Sonntag, 14. Juli 2024

[Schnipseltime] Eichenkreis der Liebe von Sabine Reifenstahl


 

»Du bist schon wach?«, ertönte eine Baritonstimme. »Eigentlich wollte ich vorher weg sein.« Ein Handtuch um die Hüfte geschlungen, trat ein gut aussehender junger Mann ein. Wassertropfen rannen aus dem langen, dunklen Haar, sammelten sich zu Rinnsalen, die über die Brust flossen, den Bauch hinab.
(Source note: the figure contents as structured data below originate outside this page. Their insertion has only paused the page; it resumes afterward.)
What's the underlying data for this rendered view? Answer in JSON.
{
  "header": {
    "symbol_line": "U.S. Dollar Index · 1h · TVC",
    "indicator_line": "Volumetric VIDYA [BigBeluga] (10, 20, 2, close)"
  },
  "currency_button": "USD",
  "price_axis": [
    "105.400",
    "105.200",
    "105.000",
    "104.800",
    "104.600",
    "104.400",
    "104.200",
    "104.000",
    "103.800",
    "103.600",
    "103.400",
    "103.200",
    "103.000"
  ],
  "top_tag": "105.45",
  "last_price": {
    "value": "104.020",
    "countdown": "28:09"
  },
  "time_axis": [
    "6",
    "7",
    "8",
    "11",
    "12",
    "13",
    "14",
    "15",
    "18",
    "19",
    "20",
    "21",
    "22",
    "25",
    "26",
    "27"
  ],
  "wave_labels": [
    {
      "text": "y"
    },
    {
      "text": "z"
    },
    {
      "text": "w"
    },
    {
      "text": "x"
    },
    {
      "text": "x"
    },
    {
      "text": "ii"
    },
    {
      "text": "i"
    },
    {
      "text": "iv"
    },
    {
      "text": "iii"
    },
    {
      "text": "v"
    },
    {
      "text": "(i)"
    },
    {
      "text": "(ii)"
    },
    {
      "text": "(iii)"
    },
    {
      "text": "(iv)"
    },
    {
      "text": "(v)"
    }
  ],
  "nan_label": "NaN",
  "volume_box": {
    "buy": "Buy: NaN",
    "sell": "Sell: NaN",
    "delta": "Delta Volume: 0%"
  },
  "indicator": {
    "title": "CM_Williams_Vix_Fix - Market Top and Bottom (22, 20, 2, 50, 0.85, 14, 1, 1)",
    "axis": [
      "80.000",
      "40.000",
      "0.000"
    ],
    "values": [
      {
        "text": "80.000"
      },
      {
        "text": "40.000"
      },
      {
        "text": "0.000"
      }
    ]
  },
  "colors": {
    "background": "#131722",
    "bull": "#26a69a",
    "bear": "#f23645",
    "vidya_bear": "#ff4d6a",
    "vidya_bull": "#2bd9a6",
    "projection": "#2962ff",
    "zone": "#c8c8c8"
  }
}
Entschieden zwang Connor den Blick ins Gesicht seines Gegenübers.

»Ich hätte dich nicht ansprechen sollen, dann wäre uns diese Peinlichkeit erspart geblieben.« Eilig schlüpfte Jonas in Jeans und T-Shirt. »Es ist nichts passiert, was dir Sorgen bereiten muss.« Er senkte die Stimme. »Falls du jedoch noch mal jemanden zum Reden brauchst oder für mehr, meine Nummer liegt auf der Kommode im Flur. Danke. Du hast mir gutgetan und mich vergessen lassen, für eine kurze Weile. Glaub mir, es gibt Schlimmeres, als verlassen zu werden! Wenn der Tod deine Liebe fortreißt, stirbt etwas in dir.«

»Davon wusste ich nichts. Wir haben nur über mich geredet.«

»Mir hilft es nicht, darüber zu sprechen, im Gegenteil. Deine Nähe war tröstlich. Dir hat es auch gefallen, obwohl du danach deutlich erklärt hast, dass du nicht schwul bist.«

Verlegen schaute Connor ihn an. »Es tut mir leid, Jonas, manchmal benehme ich mich idiotisch. Möchtest du Kaffee?«

»Ich gehe besser. Du bist nicht schwul und ich nicht auf der Suche.«

»Bitte entschuldige, ich wollte dich nicht verletzen.«

»Damit verletzt du lediglich dich selbst und nimmst dir die Möglichkeit, glücklich zu sein. Was ist so schlimm daran, einen Mann zu lieben?«

»Nichts, aber ich möchte Familie.«

»Was hat das eine mit dem anderen zu tun?« Kopfschüttelnd sah Jonas sich um. »Wie lange wohnst du hier? Einige Monate? Du hast nicht mal ausgepackt.«

»Es kam ständig etwas dazwischen.«

»Dein Selbstmitleid? Solange es hier aussieht wie in einem Lagerhaus, wirst du nie ankommen. Pack die Umzugskartons aus, schließ mit dem ab, was ohnehin hinter dir liegt, und fang neu an! Das Einzige, was zählt im Leben, ist die Liebe. Kein fauler Kompromiss. Du trauerst nicht der Zeit mit Nadja nach, sondern dem, was ihr hättet haben können.«

Ertappt schluckte Connor. Das beschrieb seine Motive präzise. Aus dem Grund hatte er an der Ehe festgehalten, obwohl das Zusammenleben immer anstrengender wurde. Wäre er ehrlich mit sich gewesen, hätte er die Scheidung eingereicht, bevor Nadja ihm zuvorkam. »Im Nachhinein ist man meist schlauer.«

»Als ich Jasmin traf, wusste ich, dass sie es ist und habe nie daran gezweifelt. Mit ihr wollte ich alt werden.« Tränen rannen Jonas über die Wangen. Nachlässig wischte er sie mit dem Handrücken fort. »Mach’s gut!« Ohne sich umzusehen, ging er.

Hörbar fiel die Haustür ins Schloss.

Erstaunt schaute Connor ihm nach, sein Herz raste. Instinktiv wollte er dem jungen Mann nacheilen, ihn umarmen und trösten. Seine Worte hatten ihn berührt.

Das Einzige, was zählt, ist die Liebe.